Jensen Huang, CEO de Nvidia, viajó con Donald Trump a Pekín en mayo de 2026. Su presencia en el banquete presidencial fue interpretada como un intento de desbloquear las ventas de chips de IA en China. Pero no se firmó ningún acuerdo. Las restricciones de exportación siguen vigentes. El mercado global de semiconductores está en una encrucijada estratégica y económica.
¿Por qué la visita de Jensen Huang a China no logró un acuerdo comercial?
La presencia de Huang en el viaje oficial fue simbólica, no operativa. Nvidia no obtuvo nuevas licencias de exportación para sus chips más avanzados, como el B200 o el GB200. Solo se mantuvo la autorización parcial para el H200, ya vigente desde 2025.
Estados Unidos sigue aplicando controles estrictos bajo la Ley de Competitividad y Seguridad Nacional. Estos regulan la transferencia de tecnología de doble uso.

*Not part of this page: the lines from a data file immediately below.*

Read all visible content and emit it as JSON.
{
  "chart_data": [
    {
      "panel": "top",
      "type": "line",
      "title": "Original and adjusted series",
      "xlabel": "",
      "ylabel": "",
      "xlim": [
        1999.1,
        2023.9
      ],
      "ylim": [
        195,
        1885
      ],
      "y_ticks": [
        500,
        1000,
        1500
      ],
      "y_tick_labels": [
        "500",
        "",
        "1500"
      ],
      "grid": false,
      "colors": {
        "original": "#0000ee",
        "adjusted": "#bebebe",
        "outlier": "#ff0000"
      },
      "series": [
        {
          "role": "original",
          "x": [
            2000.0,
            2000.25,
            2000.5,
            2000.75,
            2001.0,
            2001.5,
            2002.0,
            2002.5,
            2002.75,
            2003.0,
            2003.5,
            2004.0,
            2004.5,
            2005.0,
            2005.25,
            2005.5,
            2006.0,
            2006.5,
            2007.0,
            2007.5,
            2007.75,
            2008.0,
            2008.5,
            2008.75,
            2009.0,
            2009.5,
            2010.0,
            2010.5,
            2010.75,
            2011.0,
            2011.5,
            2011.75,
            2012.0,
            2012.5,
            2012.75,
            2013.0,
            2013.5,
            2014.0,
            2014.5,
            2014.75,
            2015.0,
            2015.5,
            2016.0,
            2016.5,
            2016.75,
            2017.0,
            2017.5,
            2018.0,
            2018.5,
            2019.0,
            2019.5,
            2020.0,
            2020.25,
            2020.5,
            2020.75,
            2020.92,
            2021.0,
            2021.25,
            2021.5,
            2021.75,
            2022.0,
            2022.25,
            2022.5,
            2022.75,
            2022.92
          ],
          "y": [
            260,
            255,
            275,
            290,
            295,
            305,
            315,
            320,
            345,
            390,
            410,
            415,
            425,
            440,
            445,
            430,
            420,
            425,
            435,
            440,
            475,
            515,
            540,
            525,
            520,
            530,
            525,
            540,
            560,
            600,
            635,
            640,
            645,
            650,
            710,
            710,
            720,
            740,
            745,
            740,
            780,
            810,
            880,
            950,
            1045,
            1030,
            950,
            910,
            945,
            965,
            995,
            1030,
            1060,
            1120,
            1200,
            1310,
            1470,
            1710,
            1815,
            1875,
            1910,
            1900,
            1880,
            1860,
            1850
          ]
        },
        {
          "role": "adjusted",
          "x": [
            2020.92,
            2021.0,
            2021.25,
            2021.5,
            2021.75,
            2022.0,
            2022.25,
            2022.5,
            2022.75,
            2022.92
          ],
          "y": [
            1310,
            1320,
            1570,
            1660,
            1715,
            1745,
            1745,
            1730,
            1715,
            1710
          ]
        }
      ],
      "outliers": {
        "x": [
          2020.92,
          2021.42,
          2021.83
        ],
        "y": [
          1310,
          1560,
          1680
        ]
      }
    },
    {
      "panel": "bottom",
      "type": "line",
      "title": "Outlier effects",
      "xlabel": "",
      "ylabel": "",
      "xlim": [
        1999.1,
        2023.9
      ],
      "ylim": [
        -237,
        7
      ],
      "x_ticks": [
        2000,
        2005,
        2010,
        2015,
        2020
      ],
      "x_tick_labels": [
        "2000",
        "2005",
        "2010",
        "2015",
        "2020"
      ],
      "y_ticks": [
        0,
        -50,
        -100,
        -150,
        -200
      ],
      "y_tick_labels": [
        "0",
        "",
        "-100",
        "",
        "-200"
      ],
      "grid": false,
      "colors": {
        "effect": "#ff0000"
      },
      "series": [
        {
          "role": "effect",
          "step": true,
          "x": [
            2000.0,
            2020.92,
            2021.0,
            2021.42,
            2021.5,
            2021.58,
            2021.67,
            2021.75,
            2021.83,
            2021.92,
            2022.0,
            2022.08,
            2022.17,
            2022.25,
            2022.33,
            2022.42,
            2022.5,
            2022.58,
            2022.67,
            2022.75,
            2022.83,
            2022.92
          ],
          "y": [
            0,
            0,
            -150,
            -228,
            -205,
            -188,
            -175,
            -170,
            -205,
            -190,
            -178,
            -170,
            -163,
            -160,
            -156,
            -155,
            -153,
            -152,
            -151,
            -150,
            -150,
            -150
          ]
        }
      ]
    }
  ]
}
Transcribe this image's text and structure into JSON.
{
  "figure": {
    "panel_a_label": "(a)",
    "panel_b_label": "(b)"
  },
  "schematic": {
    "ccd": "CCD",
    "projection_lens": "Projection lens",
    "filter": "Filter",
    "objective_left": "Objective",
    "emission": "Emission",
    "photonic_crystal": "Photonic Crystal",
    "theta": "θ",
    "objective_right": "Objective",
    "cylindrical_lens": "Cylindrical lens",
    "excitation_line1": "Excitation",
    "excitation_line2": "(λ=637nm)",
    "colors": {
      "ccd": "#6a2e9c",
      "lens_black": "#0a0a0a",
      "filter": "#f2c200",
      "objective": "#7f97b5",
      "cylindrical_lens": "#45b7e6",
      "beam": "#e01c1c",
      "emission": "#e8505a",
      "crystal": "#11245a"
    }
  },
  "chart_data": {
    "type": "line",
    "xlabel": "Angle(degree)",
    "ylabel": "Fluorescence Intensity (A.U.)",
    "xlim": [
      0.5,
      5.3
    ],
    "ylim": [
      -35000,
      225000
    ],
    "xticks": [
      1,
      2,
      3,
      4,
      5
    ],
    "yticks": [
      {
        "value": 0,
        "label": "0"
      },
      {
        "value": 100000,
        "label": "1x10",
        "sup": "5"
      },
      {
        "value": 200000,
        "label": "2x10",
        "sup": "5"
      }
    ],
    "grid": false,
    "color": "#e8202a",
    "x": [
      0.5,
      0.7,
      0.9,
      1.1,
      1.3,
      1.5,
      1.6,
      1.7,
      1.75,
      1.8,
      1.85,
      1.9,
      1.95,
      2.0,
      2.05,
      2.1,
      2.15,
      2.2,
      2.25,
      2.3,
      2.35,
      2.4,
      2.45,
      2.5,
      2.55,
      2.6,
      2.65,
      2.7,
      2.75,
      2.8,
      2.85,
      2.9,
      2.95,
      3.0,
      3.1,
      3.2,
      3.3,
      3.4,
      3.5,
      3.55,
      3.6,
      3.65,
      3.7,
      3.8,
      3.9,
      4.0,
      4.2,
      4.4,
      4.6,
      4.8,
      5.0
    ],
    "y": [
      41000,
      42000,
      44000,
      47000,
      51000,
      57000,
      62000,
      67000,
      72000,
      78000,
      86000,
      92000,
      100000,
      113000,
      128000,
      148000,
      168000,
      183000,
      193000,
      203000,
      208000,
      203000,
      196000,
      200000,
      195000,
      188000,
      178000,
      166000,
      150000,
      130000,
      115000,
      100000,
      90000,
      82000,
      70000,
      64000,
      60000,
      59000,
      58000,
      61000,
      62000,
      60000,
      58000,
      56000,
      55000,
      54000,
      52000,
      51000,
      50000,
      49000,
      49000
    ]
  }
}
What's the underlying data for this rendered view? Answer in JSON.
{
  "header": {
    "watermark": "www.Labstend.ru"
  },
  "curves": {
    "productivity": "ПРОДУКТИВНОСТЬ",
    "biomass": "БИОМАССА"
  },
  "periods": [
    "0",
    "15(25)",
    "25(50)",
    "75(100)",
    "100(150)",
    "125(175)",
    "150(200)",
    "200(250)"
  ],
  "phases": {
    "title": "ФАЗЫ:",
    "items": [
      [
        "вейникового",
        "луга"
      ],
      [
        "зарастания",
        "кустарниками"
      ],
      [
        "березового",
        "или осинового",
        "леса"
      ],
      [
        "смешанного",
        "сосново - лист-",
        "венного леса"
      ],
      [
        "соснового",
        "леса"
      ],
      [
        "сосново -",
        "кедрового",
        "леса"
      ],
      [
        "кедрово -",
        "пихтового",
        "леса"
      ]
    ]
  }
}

La Oficina de Industria y Seguridad (BIS) mantiene a más de 120 empresas chinas en su lista de entidades restringidas.
El H200 no es suficiente para el salto tecnológico chino
El H200 es una versión degradada del H100, con un 40% menos de ancho de banda de memoria. No sirve para entrenar modelos de IA de vanguardia. Las empresas chinas lo usan para inferencia, no para desarrollo de modelos propios.
¿Cómo ha respondido China a las restricciones de Nvidia?
Pekín activó su plan «Autosuficiencia Tecnológica 2030» tras el primer veto en 2022. El objetivo: reducir la dependencia de semiconductores extranjeros al 30% para 2027.
Empresas chinas ya fabrican chips competitivos
- Huawei lanzó el Ascend 910B, con rendimiento cercano al H100, usando tecnología de 7 nm de SMIC.
- Biren Technology comercializa el BR100, diseñado para centros de datos locales.
- Moore Threads ofrece GPUs compatibles con software de CUDA, la plataforma de programación de Nvidia.
Estas soluciones no son réplicas exactas, pero sí funcionales para aplicaciones críticas en defensa, finanzas y telecomunicaciones.
¿Cuál es el impacto económico real de las restricciones a Nvidia?
El veto ha generado un efecto paradójico: ha acelerado la inversión china en semiconductores. En 2025, Pekín destinó 280.000 millones de dólares al sector, un 22% más que en 2024.
Datos Clave
- Nvidia perdió el 95% de su participación en el mercado chino de chips avanzados entre 2022 y 2025.
- Las ventas de chips de IA a China cayeron de 10.200 millones de dólares en 2021 a 1.400 millones en 2025.
- SMIC duplicó su producción de chips de 7 nm en 2025, alcanzando 120.000 obleas mensuales.
- El mercado global de chips de IA crecerá un 34% en 2026, pero China aportará solo el 18% de ese crecimiento.
¿Qué papel juega el marco legal internacional en esta disputa?
La política de exportaciones de EE.UU. se basa en tres pilares legales: la Ley de Control de Exportaciones (ECRA), las Regulaciones de Control de Bienes (EAR) y los acuerdos multilaterales del Grupo de Australia.
Estos marcos permiten a Washington vetar tecnologías con potencial militar. Pero también generan tensiones con aliados. Países como los Países Bajos y Japón han reforzado sus propias restricciones tras la presión estadounidense.
La estrategia de «contención tecnológica» ya tiene límites
China ha invertido en software de IA alternativo, como MindSpore (Huawei) y PaddlePaddle (Baidu). También impulsa estándares abiertos para reducir la dependencia de CUDA.
El mercado global de IA ya no depende exclusivamente de la infraestructura estadounidense. La fragmentación tecnológica es irreversible.
El contexto actual muestra una economía global dividida en dos ecosistemas de IA: uno liderado por EE.UU. y sus aliados, y otro centrado en China y sus socios comerciales. Nvidia sigue siendo líder, pero su hegemonía ya no es absoluta. La innovación china no es copia: es adaptación estratégica con soporte estatal y capital privado. Las restricciones no detuvieron el avance chino. Lo aceleraron.